There’s a misconception in the department where I work that I spend all my time “playing” Second Life and that my PhD is dedicated to SL alone. This is far from the truth, and Second Life is but one instance of how virtuality might have a profound effect on the quality of our lives, which is the subject of my thesis. I tend to especially emphasize this point whenever talking to someone who know very little about what Second Life is and its possibilities and limitations. Second Life has unfortunately gotten the stigma that it’s either just another computer game, or that its primarily inhabited by perverts and leaches, verificationist researchers, and sensationalist journalists (not sure which one of those is worst). What people tend to overlook – or never allow themselves to discover — is that Second Life is ultimately about creativity. Those who stay in SL do it because of the creativity, those who make money do it because of creativity — good researchers and journalists look for the creativity! This tends to drown in all the negative headlines. Just as you are about to give up and let Second Life become a sleazy hobby you don’t tell anyone about, along comes the true geniuses of Second Life; those who make it a fantastic place; those who understand what it’s all about; those who remind you that it’s not about the age play, camping chairs or meatspace opportunism after all. Along come the true SL’ers like Robbie Dingo. Robbie has recreated Vincent van Gogh’s masterpiece “Starry night” in Second Life. As if this testament to the creativity of SL wasn’t enough, the marvellous feat has been documented in a machinima that left me speechless. If you go to Robbie’s blog, you can watch the video. I highly recommend the high-resolution version, but in this virtual age of instant click-satisfaction, the youtube version does some justice to the masterpiece as well:

6 thoughts on “Starry night — The Magic of Second Life”

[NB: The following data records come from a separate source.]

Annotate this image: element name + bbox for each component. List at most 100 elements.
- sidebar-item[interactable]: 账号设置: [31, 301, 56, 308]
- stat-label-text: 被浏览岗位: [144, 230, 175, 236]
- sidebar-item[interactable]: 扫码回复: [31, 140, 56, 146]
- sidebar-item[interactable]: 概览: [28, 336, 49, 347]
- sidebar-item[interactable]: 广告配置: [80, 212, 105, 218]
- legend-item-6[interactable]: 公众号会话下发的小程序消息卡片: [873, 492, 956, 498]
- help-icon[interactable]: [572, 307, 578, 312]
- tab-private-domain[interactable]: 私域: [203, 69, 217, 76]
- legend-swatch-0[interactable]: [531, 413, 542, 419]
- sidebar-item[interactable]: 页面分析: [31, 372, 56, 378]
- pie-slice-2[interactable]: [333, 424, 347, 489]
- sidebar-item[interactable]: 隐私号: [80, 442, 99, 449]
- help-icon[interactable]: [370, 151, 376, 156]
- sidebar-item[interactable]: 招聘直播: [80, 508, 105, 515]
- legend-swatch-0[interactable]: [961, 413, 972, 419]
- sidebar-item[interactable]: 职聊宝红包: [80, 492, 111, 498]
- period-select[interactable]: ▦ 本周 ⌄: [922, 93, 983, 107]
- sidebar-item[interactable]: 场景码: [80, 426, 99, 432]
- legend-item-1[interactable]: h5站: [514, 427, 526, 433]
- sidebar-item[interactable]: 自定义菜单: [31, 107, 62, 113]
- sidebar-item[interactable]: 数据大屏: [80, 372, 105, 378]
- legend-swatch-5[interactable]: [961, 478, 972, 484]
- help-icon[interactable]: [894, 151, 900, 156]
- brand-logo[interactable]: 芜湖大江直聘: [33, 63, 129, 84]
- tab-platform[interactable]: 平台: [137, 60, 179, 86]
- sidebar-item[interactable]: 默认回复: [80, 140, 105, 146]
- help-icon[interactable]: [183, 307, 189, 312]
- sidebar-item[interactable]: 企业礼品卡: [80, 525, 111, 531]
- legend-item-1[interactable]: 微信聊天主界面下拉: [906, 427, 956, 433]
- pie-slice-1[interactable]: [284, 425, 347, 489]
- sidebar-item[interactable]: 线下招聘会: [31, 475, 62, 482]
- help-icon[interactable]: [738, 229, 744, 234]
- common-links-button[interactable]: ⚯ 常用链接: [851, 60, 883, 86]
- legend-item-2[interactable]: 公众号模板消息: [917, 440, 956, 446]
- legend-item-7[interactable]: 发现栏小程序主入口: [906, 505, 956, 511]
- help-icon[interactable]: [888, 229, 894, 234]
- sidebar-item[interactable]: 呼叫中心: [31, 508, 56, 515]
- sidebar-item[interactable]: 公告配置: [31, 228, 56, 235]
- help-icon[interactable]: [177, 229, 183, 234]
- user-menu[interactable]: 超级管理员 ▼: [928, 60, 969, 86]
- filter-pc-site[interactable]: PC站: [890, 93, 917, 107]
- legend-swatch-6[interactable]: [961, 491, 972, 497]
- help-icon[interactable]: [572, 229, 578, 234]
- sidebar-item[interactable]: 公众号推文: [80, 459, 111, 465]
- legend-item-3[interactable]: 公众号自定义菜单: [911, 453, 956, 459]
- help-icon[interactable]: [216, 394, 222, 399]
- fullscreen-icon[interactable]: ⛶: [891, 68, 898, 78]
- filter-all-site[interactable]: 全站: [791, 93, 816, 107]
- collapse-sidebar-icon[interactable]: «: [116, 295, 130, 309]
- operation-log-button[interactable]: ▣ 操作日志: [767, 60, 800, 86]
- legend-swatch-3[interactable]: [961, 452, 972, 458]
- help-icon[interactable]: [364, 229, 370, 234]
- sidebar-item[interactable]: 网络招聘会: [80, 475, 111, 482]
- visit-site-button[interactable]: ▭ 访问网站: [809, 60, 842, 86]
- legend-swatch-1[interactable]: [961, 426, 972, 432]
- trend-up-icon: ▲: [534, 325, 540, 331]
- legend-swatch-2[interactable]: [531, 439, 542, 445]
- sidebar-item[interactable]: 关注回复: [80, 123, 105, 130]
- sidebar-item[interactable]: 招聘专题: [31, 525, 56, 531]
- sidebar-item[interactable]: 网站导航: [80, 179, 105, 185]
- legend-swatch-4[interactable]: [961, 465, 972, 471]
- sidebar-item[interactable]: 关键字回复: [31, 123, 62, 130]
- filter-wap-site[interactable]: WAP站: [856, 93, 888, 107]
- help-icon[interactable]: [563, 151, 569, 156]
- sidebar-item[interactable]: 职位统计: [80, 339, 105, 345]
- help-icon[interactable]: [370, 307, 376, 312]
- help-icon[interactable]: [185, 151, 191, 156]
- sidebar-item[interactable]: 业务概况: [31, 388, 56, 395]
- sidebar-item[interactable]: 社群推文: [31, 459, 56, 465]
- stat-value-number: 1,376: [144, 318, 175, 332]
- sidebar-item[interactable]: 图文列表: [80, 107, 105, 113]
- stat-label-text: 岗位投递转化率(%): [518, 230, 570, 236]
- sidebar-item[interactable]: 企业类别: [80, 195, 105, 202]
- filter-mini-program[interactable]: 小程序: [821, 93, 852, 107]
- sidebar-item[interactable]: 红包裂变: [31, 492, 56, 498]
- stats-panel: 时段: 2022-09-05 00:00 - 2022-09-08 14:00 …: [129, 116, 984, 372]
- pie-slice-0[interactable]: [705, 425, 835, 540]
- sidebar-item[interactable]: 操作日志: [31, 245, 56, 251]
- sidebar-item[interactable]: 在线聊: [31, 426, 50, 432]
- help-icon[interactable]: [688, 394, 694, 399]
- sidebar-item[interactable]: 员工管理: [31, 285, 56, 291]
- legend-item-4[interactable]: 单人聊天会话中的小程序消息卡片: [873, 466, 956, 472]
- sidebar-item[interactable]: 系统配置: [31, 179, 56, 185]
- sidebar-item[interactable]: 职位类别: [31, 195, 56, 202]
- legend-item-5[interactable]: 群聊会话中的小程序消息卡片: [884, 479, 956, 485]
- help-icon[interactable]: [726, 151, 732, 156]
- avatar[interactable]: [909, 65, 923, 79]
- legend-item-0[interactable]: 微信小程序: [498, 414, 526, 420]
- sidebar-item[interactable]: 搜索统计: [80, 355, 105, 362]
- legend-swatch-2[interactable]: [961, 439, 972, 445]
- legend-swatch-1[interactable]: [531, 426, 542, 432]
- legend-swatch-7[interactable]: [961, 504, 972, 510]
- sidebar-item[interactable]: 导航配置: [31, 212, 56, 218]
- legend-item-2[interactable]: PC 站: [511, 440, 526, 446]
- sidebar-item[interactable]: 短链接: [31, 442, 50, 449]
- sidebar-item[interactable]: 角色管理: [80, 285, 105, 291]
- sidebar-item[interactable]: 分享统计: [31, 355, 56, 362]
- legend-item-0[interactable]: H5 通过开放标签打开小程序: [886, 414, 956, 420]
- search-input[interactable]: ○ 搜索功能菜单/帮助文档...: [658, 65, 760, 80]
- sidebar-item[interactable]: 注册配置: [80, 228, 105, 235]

  1. Totally amazing Johnny, thanks.

    Don McCleans music to it also – had to hold back the tears…

    OK, back to this paper otherwise Katinka will be screaming at me down the email channel by tomorrow.

    By the way, I am trying to put together an abstract for the Delft Conference – a chance I might get to Europe again mid next year.

    All the best for xmas and new year Johnny.

    Cheers
    Steve McKinlay

  2. Thanks Steve. As for the Delft conference, it overlaps with the ECAP conference (respectively June 18-20 and June 16-18) so I’m afraid I’ll have to give priority to ECAP… but I might swing by Delft on the 19th and/or 20th.

    Good luck with the paper, and merry Christmas and new year to you as well.

  3. speaking of quality of life and new media, i wonder whether you guys link this stuff up to aristotle (you probably do): according to Aristotle, partecipation in public life is essential for the virtous life. But obviously representative democracy gets in the way. But with new media, the aristotelian ideal is no longer unreasonable (or less so anyway…)

  4. Thanks for your comment, Nullo. Yes, Aristotle certainly looms large in our project. Unfortunately, Aristotle is often used against new media in the sense that participation in virtual public life is somehow seen as less worthy than real participation. Unfortunately, I think this kind of argument lies behind many claims to the effect that virtual worlds leads to anti-social behaviour. I agree that Aristotle works better without representative democracy and can be better appreciated from the viewpoint of deliberative democracy … which is also the reason why I’m skeptical of people arguing that new media can be a tool for direct/representative democracy.

    Best,
    Johnny

  5. I wouldn’t want to argue that new media can bring about direct democracy; it’s too bold a claim, you’re right, and probably false too (even though I definitely think it’s interesting from the point of view of political participation)

    What I was interested in was the individual level: as in, whatever the effect of new media on society and the political system, it might enable an individual to live up to the high standards set by Aristotle.

    It’s true that, generalizing that to humanity (or just to a specific society) then you get something like the bold claim of which above. but the generalization is not necessary and probably not very wise – even though it might not be too bad as a moral principle

  6. Nullo,

    I absolutely agree. I recently wrote a paper about how virtual frameworks might (finally) bring about the uncensored Interent so many scholars have been talking about. If you’re interested, you can find it in the Information Society 24(1).